As a marketer, publications are very important, whereas patents and test scores aren’t as relevant.

LinkedIn Etiquette and Hygiene

When sending out an invite request, always personalize the invite. Yes, even on mobile. The extra step of adding a note to remind someone how you met or why you want to connect not only increases your chance of reception, but it can open a dialogue and lead to an opportunity down the line. Most people, including me, simply ignore requests that come in without personalization. Stand out by personalizing your messages. Remind people how you met them or tell them why you want to meet them. compliments works well here (e.g. “I read your last LinkedIn article, and this [insert key section] really stood out to me”).

The best way to stay relevant and top-of-mind is to post regularly. While you’re building the muscle, this is as simple as sharing an article you found interesting or reposting a company post. If you want to get real traction (engagement and views), you’ll need to go beyond that. LinkedIn’s algorithm and users love video content — especially raw, self-filmed, authentic posts. They also love photos and images with stats. The algorithm prefers to keep users scrolling the LinkedIn feed, so LinkedIn does not encourage external links. You can use them, but you’ll get more engagement if you pull out the interesting notes and consider putting the link in the comments.

You can include some hashtags, but I don’t recommend overdoing it. To see how popular a hashtag is, type it in the search bar, and it’ll show how many people follow a given hashtag.

Choose who you tag in your posts carefully. I definitely recommend tagging companies and people in your posts. However, pick the people or companies you tag based on who you think will actually comment or like your post. If people don’t quickly comment or like your post when tagged, LinkedIn assumes that it’s spam and drops the prominence of your post.

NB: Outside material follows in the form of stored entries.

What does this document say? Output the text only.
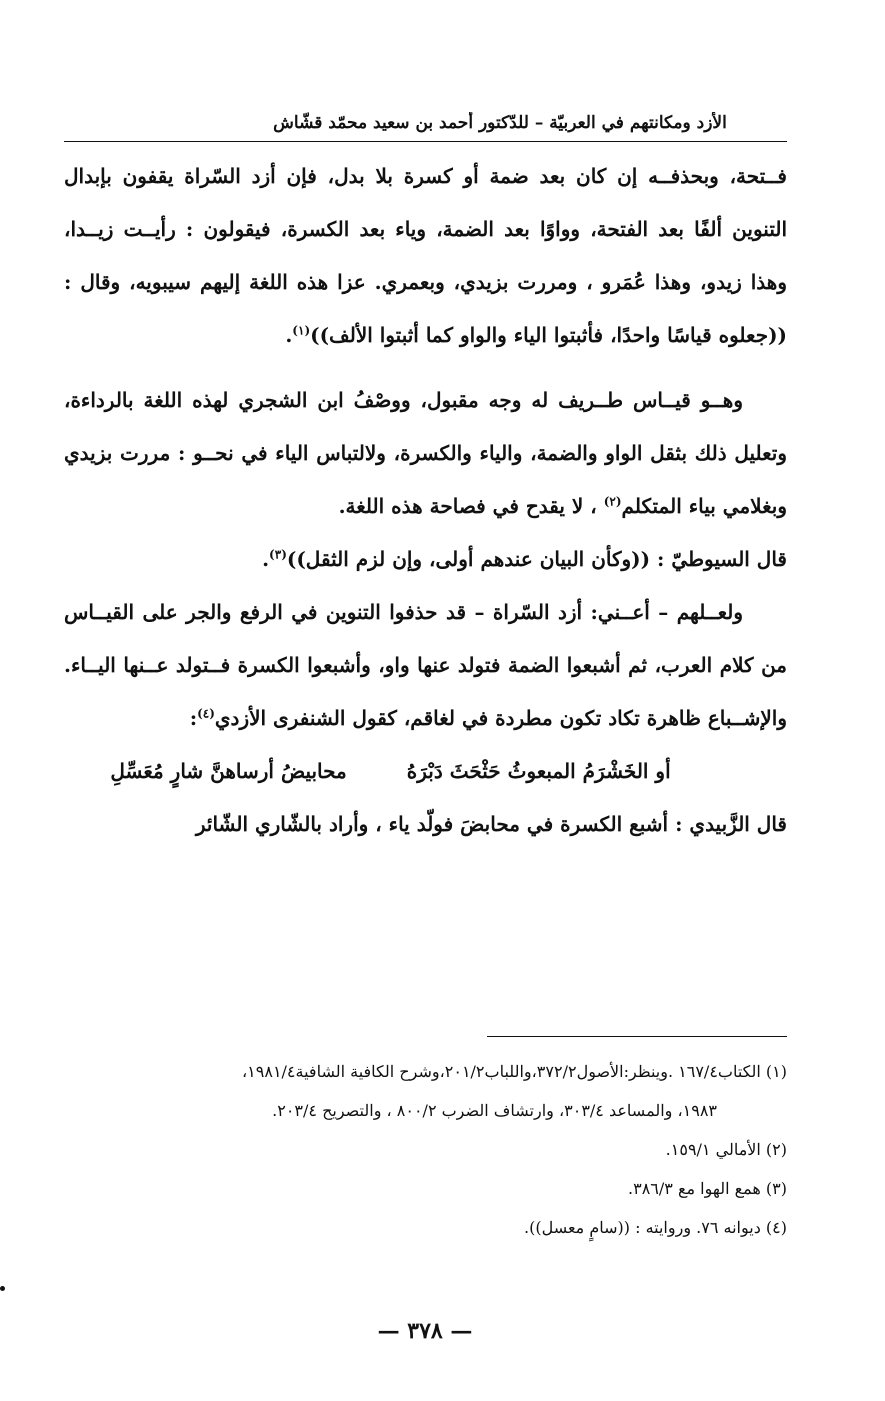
الأزد ومكانتهم في العربيّة – للدّكتور أحمد بن سعيد محمّد قشّاش

فــتحة، وبحذفــه إن كان بعد ضمة أو كسرة بلا بدل، فإن أزد السّراة يقفون بإبدال التنوين ألفًا بعد الفتحة، وواوًا بعد الضمة، وياء بعد الكسرة، فيقولون : رأيــت زيــدا، وهذا زيدو، وهذا عُمَرو ، ومررت بزيدي، وبعمري. عزا هذه اللغة إليهم سيبويه، وقال : ((جعلوه قياسًا واحدًا، فأثبتوا الياء والواو كما أثبتوا الألف))$^{(١)}$.

وهــو قيــاس طــريف له وجه مقبول، ووصْفُ ابن الشجري لهذه اللغة بالرداءة، وتعليل ذلك بثقل الواو والضمة، والياء والكسرة، ولالتباس الياء في نحــو : مررت بزيدي وبغلامي بياء المتكلم$^{(٢)}$ ، لا يقدح في فصاحة هذه اللغة.

قال السيوطيّ : ((وكأن البيان عندهم أولى، وإن لزم الثقل))$^{(٣)}$.

ولعــلهم – أعــني: أزد السّراة – قد حذفوا التنوين في الرفع والجر على القيــاس من كلام العرب، ثم أشبعوا الضمة فتولد عنها واو، وأشبعوا الكسرة فــتولد عــنها اليــاء. والإشــباع ظاهرة تكاد تكون مطردة في لغاقم، كقول الشنفرى الأزدي$^{(٤)}$:

أو الخَشْرَمُ المبعوثُ حَثْحَثَ دَبْرَهُ
محابيضُ أرساهنَّ شارٍ مُعَسِّلِ

قال الزَّبيدي : أشبع الكسرة في محابضَ فولّد ياء ، وأراد بالشّاري الشّائر

(١) الكتاب١٦٧/٤ .وينظر:الأصول٣٧٢/٢،واللباب٢٠١/٢،وشرح الكافية الشافية١٩٨١/٤،

١٩٨٣، والمساعد ٣٠٣/٤، وارتشاف الضرب ٨٠٠/٢ ، والتصريح ٢٠٣/٤.

(٢) الأمالي ١٥٩/١.

(٣) همع الهوا مع ٣٨٦/٣.

(٤) ديوانه ٧٦. وروايته : ((سامٍ معسل)).

— ٣٧٨ —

Connect With People You Actually Know

If you haven’t already, connect with 500 people whom you know ASAP. LinkedIn shows the exact number of followers you have under 500 or simply says 500+ when you cross that threshold. To move beyond rookie status, use the My Network tab to search through people LinkedIn thinks you may know and add those you do.

There are different philosophies around who to connect with on LinkedIn. No doubt, lots of vendors and industry folks are reaching out to you. My rule of thumb is to connect with people I know or have at least vaguely met.

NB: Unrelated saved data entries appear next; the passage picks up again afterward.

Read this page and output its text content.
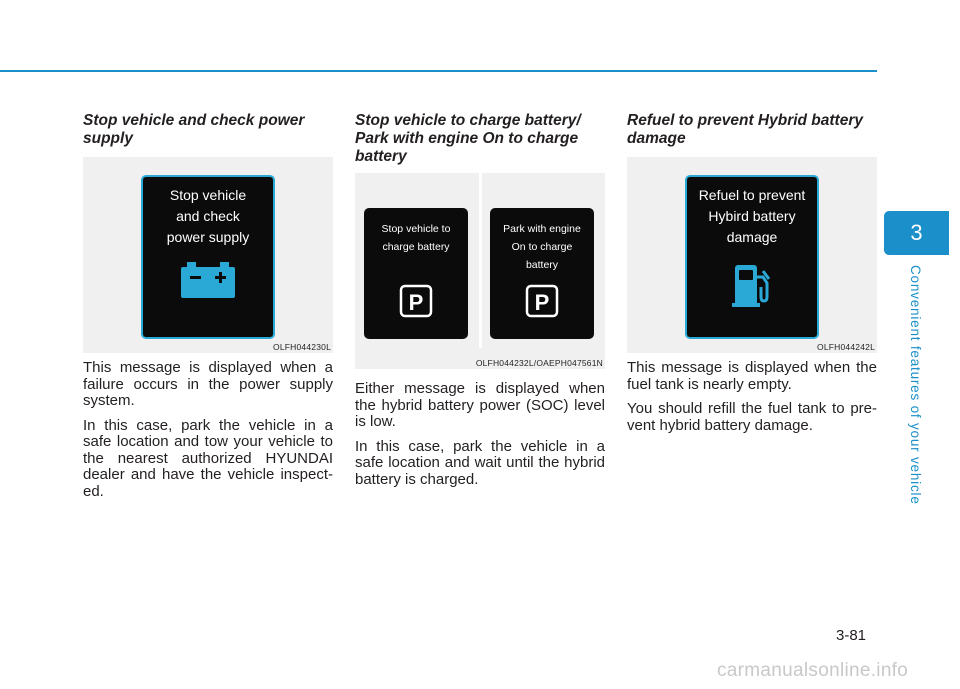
Stop vehicle and check power supply
Stop vehicle
and check
power supply
OLFH044230L

This message is displayed when a failure occurs in the power supply system.

In this case, park the vehicle in a safe location and tow your vehicle to the nearest authorized HYUNDAI dealer and have the vehicle inspect-ed.

Stop vehicle to charge battery/ Park with engine On to charge battery
Stop vehicle to
charge battery
P
Park with engine
On to charge
battery
P
OLFH044232L/OAEPH047561N

Either message is displayed when the hybrid battery power (SOC) level is low.

In this case, park the vehicle in a safe location and wait until the hybrid battery is charged.

Refuel to prevent Hybrid battery damage
Refuel to prevent
Hybird battery
damage
OLFH044242L

This message is displayed when the fuel tank is nearly empty.

You should refill the fuel tank to pre-vent hybrid battery damage.

3
Convenient features of your vehicle
3-81
carmanualsonline.info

Why? Frequently when meeting new folks, they will look at our mutual connections and ask how I know them. If I didn’t actually know them, that would hurt my credibility. Since LinkedIn has a “Follow” feature, folks can still follow you without you connecting with them.

Your LinkedIn presence is often an untapped resource for creating a personal and professional brand that can open doors in your career and set you up for long-term success. Just a few hours of work on your profile and a weekly calendar reminder to post can go a long way to boost your personal brand and company executive presence.